Can You Reduce Value of The Goods and Minimise Import Taxes?

3-minute read

If you import goods into New Zealand you must declare the Customs value of the goods on the import entry or clearance document, but questions are always asked – how is the value determined, and what is the process for appeal?

The Customs value of imported goods plays a large part in determining the amount of tariff duty and GST imposed on the goods. All goods imported into New Zealand are (with rare exceptions ) subject to GST and, where applicable, tariff duty.

It doesn’t matter if the goods are purchased, supplied free of charge, personal possessions, or temporarily imported into New Zealand: a Customs value must be specified to enable the correct amount of tariff duty and GST to be calculated.

The transaction value method is the primary method for valuing imported goods and is calculated by taking the price paid or payable for the imported goods and adding certain additional costs not included in the price, such as commission and brokerage fees paid in respect of the purchase of the goods, any packing costs or charges associated with the goods, and any royalties and licence fees that are paid as a condition of the sale of the goods in New Zealand.

In some instances, certain charges can be deducted from this value provided they are able to be separately identified.
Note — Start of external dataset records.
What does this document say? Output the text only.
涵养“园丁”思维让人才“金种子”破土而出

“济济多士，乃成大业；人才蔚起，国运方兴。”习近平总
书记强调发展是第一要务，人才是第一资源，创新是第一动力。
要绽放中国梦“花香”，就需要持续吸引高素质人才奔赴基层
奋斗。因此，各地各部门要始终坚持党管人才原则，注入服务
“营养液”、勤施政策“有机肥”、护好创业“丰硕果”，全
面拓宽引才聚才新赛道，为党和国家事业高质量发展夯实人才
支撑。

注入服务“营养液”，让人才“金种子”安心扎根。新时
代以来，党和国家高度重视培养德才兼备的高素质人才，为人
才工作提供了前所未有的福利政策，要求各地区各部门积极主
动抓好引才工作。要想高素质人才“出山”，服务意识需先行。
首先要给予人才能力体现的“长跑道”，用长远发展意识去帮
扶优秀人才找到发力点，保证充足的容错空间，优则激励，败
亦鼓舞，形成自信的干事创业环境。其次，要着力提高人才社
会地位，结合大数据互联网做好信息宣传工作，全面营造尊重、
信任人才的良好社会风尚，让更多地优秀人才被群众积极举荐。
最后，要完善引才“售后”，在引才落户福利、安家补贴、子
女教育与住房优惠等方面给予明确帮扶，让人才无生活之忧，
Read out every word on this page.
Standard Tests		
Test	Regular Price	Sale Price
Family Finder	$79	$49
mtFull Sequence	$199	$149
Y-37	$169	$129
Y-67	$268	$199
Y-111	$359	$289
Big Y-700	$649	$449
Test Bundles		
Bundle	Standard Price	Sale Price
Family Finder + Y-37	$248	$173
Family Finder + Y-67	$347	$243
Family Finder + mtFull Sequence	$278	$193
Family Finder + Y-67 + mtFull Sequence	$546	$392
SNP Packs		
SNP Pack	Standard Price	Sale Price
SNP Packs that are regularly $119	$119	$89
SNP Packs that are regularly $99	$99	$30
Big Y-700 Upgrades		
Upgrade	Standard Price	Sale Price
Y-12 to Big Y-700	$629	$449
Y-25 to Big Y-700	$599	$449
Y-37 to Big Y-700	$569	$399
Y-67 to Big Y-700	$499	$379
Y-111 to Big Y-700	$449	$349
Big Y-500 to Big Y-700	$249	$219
For example, the cost of any transportation, insurance, loading and handling charges from the overseas port of export, and any New Zealand Customs duties or New Zealand taxes outlined on the commercial invoice.

However, the transaction value method can only be used where certain conditions are met e.g. the imported goods are subject to a sale between a buyer and a seller , and where the price paid or payable for the goods is not influenced by any relationship that exists between the buyer and seller of the goods.

When the transaction value method does not apply, other methods will be required to be used to calculate the Customs value which must be applied in sequential order as outlined below:

  1. the transaction value of identical goods recently sold for export to New Zealand
  2. the transaction value of similar goods recently sold for export to New Zealand
  3. the deductive value method, which is based on the resale price of the imported goods in New Zealand, less applicable charges and expenses incurred in respect of the sale of the goods in New Zealand
  4. Computed value method, which is based on the cost to manufacture the imported goods plus an amount for profit
  5. Residual basis of valuation method, where the value is determined using a flexible interpretation of the any of the preceding methods

While Customs can provide assistance to importers when determining the correct method of Customs valuation to use, as an importer, it’s your responsibility to determine the Customs value. Where Customs isn’t satisfied with your assessment, they can amend it.

Can You Reduce Value of The Goods and Minimise Import Taxes?If you are dissatisfied with Customs’ decision on the amended assessment, you can lodge an appeal with the Customs Appeal Authority within 20 working days of the date of the notice of the decision.